VATICAN CITY, 30 NOV 2008 (VIS) - At midday today, the First Sunday of Advent, Benedict XVI appeared at the window of his study overlooking St. Peter's Square to pray the Angelus with the thousands of pilgrims gathered there.
Advent, which opens the new liturgical year, "invites us to reflect upon the dimension of time", said the Pope. Many people in our own day, he noted, complain of "a lack of time, because the rhythm of daily life has become so frenetic for everyone. Yet even on this subject, the Church has 'good news' to bring. God gives us His time. We always have little time. For the Lord, especially, we do not know how, or sometimes do not want to, find it. And yet God has time for us. ... He gives us His time, because He entered history with His word and His works of salvation, opening it to eternity and making it a history of alliance.

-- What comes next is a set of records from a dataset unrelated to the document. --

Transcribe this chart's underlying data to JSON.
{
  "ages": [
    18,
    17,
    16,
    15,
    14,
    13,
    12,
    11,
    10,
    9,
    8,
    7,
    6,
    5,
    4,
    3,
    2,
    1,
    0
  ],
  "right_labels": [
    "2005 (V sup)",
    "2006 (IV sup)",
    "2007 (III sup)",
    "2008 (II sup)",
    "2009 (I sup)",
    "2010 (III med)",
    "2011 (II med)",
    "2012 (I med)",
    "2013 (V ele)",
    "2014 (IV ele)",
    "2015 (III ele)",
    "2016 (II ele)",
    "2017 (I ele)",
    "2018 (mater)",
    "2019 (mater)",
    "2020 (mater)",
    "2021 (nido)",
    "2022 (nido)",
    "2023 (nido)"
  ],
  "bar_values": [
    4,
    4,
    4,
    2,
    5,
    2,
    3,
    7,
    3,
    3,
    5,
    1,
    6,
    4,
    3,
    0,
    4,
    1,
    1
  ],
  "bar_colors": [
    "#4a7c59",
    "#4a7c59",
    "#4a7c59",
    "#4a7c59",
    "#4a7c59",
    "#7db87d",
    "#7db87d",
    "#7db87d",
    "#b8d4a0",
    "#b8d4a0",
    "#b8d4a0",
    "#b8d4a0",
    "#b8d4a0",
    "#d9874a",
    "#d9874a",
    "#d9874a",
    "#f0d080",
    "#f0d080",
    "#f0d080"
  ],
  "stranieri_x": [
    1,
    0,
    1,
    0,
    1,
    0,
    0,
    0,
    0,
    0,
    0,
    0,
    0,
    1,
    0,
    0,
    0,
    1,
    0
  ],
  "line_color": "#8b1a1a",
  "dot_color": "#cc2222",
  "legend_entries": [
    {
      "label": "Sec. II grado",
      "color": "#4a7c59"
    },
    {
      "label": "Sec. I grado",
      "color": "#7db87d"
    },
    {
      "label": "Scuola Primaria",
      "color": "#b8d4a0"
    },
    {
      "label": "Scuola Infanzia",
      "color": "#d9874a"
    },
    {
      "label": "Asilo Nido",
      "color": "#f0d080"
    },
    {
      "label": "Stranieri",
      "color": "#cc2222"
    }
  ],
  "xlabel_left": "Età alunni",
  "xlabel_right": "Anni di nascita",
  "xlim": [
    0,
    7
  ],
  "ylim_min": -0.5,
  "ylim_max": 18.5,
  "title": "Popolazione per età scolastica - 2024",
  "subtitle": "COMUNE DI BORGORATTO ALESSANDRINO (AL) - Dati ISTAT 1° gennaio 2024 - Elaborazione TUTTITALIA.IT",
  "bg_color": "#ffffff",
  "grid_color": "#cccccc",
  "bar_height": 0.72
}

"From this point of view", he added, "time is, in itself, already a fundamental sign of God's love: a gift which man ... can either value or waste, understand its significance of superficially ignore".
The Pope then went on to identify the three cardinal moments of time which mark the history of salvation: creation, incarnation-redemption, and 'parusia' which includes the final judgement. "These three moments, however, are not to be understood in mere chronological succession", he said. "Creation is, indeed, the origin of everything but it is also continuous and operates over the entire span of cosmic development, until the end of time. Incarnation-redemption too, although it took place at a specific historical moment, the period of Jesus' time on earth, nonetheless extends its range of action to all time that preceded and followed. And in their turn the second coming and final judgement, decisively anticipated in the Cross of Christ, exercise their influence on the behaviour of mankind in all ages".
"The Lord comes continually into our lives. ... On this first Sunday we are again powerfully presented with Jesus' call to "remain vigilant" because "at a time that only God knows each will be called to account for his or her life. This means", he concluded, "detachment from worldly things, sincere penitence for one's errors, effective charity towards others and, above all, humble and trusting abandonment in the hands of God, our tender and merciful Father".